Make authentication a requirement every page load on the admin section
This was achieved in seconds. When the user authenticates, use the PHP SESSION object to store the authentication token. This isn’t a financial website, so this solution works here despite MITM attack vectors being present. (It’s just not that complicated!) After this is done, locate the best spot for a token-check. I chose the include file that manages the database connection because I know that every page that calls it should be checking it! (as long as the previous programmer didn’t hard-code a connection in some obscure part of the site!)
Change DB passwords and site Logon credentials
Well this is just a precaution really. Google isn’t that malicious after all but if development items were scoffed up, that information is out there somewhere and you want to either expire the validity of said data, or pull it down. Since pulling candy out of a baby’s mouth is awful I decided to let Google keep it.
Create robots.txt and force Google to ‘forget’ admin-*.php
Google knows about most or all of the admin pages, and knows the URL syntax used for links that add/remove data from the database. Using robots.txt allows you to prevent Google from going back to those pages in the future, as well as actually removing the pages from the main Google index (at least after some time passes.)
What have we learned.
- NEVER have a development site available to the public Internet.
- ALWAYS use per-page authentication, not a GATE type logon page.
- Try to use SESSION variables to store items that need to be passed to the next page, keep functions like ADD,DELETE etc out of the URL if at all possible.

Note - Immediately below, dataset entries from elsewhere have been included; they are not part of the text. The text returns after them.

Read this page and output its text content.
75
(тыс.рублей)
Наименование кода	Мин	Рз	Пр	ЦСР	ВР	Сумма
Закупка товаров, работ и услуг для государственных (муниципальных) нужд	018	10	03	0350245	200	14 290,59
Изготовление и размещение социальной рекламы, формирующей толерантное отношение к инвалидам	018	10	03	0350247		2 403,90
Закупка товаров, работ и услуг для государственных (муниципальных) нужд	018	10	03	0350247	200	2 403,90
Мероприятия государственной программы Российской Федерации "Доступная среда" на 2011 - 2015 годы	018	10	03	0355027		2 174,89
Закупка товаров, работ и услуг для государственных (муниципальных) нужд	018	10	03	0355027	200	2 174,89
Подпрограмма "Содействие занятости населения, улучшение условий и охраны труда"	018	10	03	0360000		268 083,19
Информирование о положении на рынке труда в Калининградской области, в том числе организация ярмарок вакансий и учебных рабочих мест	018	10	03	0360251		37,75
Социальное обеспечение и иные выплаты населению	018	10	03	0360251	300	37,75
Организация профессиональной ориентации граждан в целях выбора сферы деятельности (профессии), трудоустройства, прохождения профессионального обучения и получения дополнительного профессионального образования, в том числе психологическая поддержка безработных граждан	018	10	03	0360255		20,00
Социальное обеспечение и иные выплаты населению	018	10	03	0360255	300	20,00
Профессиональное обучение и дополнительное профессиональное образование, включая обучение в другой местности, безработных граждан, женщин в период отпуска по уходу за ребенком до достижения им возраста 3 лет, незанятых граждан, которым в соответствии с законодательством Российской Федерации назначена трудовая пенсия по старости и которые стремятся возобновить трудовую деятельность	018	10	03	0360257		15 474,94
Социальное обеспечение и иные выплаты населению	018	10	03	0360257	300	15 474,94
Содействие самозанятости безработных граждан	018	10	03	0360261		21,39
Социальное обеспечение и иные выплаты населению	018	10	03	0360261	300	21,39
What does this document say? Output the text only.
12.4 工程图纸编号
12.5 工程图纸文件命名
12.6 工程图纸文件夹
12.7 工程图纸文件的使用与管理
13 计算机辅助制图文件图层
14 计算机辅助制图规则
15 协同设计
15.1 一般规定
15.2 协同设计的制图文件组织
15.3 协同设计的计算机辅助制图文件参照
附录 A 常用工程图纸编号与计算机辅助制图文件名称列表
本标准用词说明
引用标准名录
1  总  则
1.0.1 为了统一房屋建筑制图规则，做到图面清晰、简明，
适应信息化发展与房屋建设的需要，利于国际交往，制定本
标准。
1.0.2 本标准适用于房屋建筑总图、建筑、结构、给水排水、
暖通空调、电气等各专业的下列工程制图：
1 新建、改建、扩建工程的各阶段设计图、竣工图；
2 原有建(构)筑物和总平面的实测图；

- Don’t just validate input boxes. If there are ANY means of sending user-supplied data to the server then it requires scrutiny, including URL parameters, selection boxes and other HTML form elements. Sure, users can’t select something that isn’t there, nor can they change what IS there… but HTTP POST requests CAN be tampered with meaning ANY data being passed must be checked.

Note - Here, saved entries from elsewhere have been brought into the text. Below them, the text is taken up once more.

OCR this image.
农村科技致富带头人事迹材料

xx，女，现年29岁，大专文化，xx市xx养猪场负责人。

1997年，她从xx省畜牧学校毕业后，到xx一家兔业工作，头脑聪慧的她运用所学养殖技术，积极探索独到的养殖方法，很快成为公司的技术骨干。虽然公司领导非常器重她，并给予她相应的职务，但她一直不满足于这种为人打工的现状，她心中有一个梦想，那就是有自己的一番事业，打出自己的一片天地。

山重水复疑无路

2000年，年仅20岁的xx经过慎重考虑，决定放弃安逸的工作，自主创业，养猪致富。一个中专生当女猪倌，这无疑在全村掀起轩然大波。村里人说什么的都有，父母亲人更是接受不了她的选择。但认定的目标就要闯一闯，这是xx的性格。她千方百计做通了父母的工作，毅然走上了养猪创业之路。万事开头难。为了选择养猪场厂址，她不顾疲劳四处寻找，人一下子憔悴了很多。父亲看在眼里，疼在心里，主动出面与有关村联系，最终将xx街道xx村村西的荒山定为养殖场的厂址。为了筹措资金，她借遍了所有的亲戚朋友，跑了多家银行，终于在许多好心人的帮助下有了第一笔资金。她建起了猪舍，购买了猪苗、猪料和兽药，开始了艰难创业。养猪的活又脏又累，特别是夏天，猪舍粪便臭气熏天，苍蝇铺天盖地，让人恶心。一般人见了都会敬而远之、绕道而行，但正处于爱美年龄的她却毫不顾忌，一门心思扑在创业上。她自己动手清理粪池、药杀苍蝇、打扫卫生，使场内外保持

- Have backups of your data to prevent manual reload and expensive downtime.
- Have two SQL logon credentials for your site, one for a user that has no write-privileges and another for administrative functionality that can only write to what it needs to.

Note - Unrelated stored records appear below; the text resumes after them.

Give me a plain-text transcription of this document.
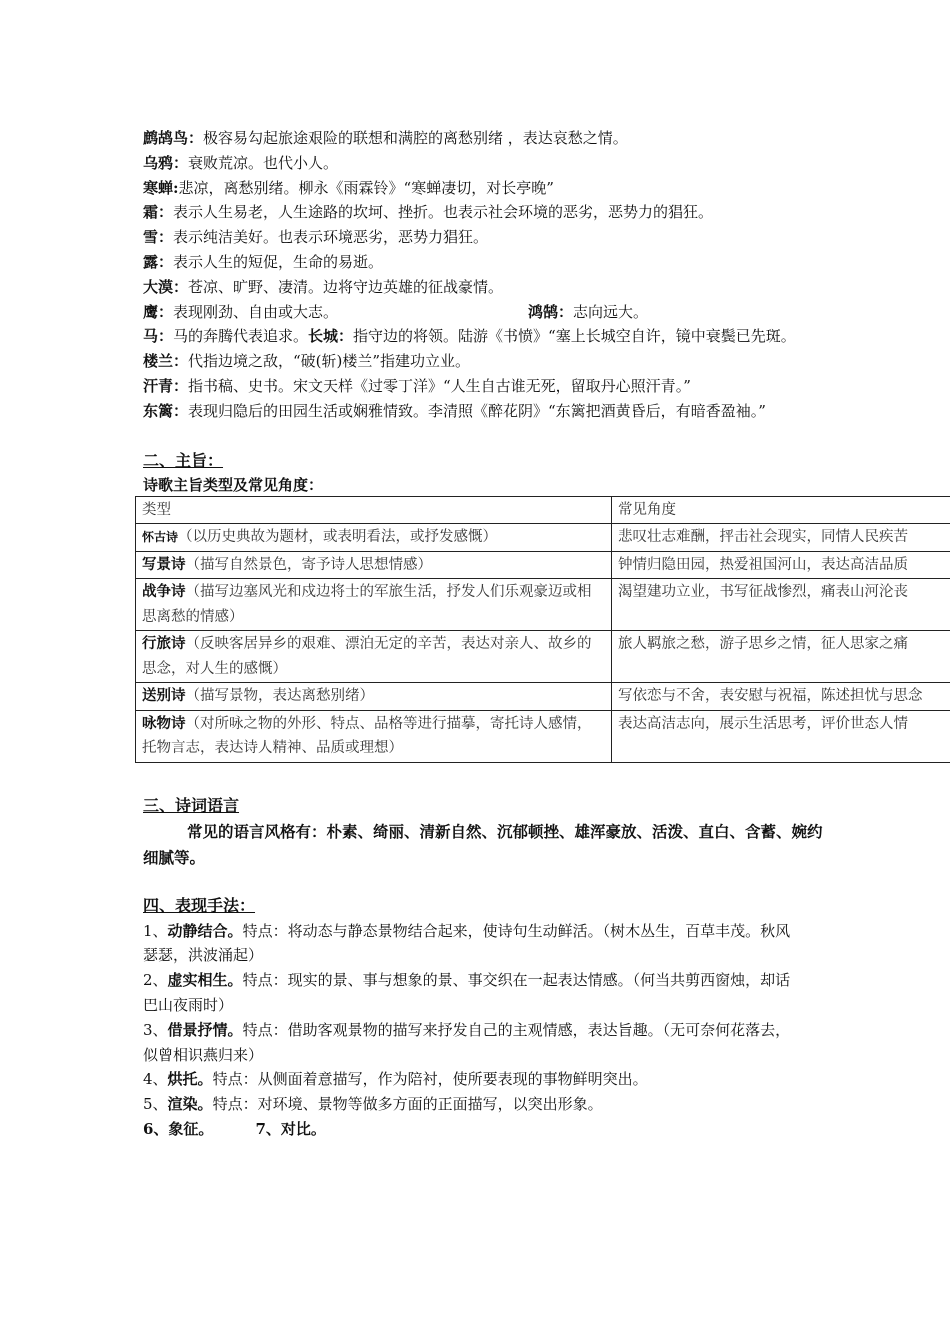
鹧鸪鸟：极容易勾起旅途艰险的联想和满腔的离愁别绪 ，表达哀愁之情。
乌鸦：衰败荒凉。也代小人。
寒蝉:悲凉，离愁别绪。柳永《雨霖铃》“寒蝉凄切，对长亭晚”
霜：表示人生易老，人生途路的坎坷、挫折。也表示社会环境的恶劣，恶势力的猖狂。
雪：表示纯洁美好。也表示环境恶劣，恶势力猖狂。
露：表示人生的短促，生命的易逝。
大漠：苍凉、旷野、凄清。边将守边英雄的征战豪情。
鹰：表现刚劲、自由或大志。	鸿鹄：志向远大。
马：马的奔腾代表追求。长城：指守边的将领。陆游《书愤》“塞上长城空自许，镜中衰鬓已先斑。
楼兰：代指边境之敌，“破(斩)楼兰”指建功立业。
汗青：指书稿、史书。宋文天样《过零丁洋》“人生自古谁无死，留取丹心照汗青。”
东篱：表现归隐后的田园生活或娴雅情致。李清照《醉花阴》“东篱把酒黄昏后，有暗香盈袖。”
二、主旨：
诗歌主旨类型及常见角度：
类型	常见角度
怀古诗（以历史典故为题材，或表明看法，或抒发感慨）	悲叹壮志难酬，抨击社会现实，同情人民疾苦
写景诗（描写自然景色，寄予诗人思想情感）	钟情归隐田园，热爱祖国河山，表达高洁品质
战争诗（描写边塞风光和戍边将士的军旅生活，抒发人们乐观豪迈或相思离愁的情感）	渴望建功立业，书写征战惨烈，痛表山河沦丧
行旅诗（反映客居异乡的艰难、漂泊无定的辛苦，表达对亲人、故乡的思念，对人生的感慨）	旅人羁旅之愁，游子思乡之情，征人思家之痛
送别诗（描写景物，表达离愁别绪）	写依恋与不舍，表安慰与祝福，陈述担忧与思念
咏物诗（对所咏之物的外形、特点、品格等进行描摹，寄托诗人感情，托物言志，表达诗人精神、品质或理想）	表达高洁志向，展示生活思考，评价世态人情
三、诗词语言
常见的语言风格有：朴素、绮丽、清新自然、沉郁顿挫、雄浑豪放、活泼、直白、含蓄、婉约细腻等。
四、表现手法：
1、动静结合。特点：将动态与静态景物结合起来，使诗句生动鲜活。（树木丛生，百草丰茂。秋风瑟瑟，洪波涌起）
2、虚实相生。特点：现实的景、事与想象的景、事交织在一起表达情感。（何当共剪西窗烛，却话巴山夜雨时）
3、借景抒情。特点：借助客观景物的描写来抒发自己的主观情感，表达旨趣。（无可奈何花落去，似曾相识燕归来）
4、烘托。特点：从侧面着意描写，作为陪衬，使所要表现的事物鲜明突出。
5、渲染。特点：对环境、景物等做多方面的正面描写，以突出形象。
6、象征。	7、对比。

- Google will eat anything you give it, allowing anyone in the world access to things you might not want them to have. It’s not exactly evil by intent, but evil nonetheless since it would steal even your soul if there were a way to embed it online 🙂
Other items of note.
In addition to the fundamental errors in design I’ve mentioned thus far, I should mention that web design is not an amateur sport. There are many people who can make a decent looking site, or program a nice functional web application. It takes experience to do it properly though, and it takes an understanding of many underlying technologies to be able to pull it off in such a way that the client isn’t left with potential law-suits over privacy breeches.
A developer should know about the items above. They should also know that passwords should never be stored in plain text, they should be hashed with a secure encryption method leaving only a one-way authentic check on the server side. All inputs should be cleaned of any potentially bad code injection, including the more hard-to-catch hex-based or other payload-obfuscation techniques.
Last but not least, a developer needs to know their limits. They need to know when to escalate a task to a more experienced programmer. Design companies need to screen out the weaker programmers despite heavy talent on the design aspect of things. Too often, a company will hire based on screen captures of the sites in the developers portfolio. This does nothing to help determine the true experience level of the candidate. Aside from the design company itself, actual clients need to be sure they ask all the right questions and inspect beta test sites carefully to ensure that at a minimum, security best practices are adhered to.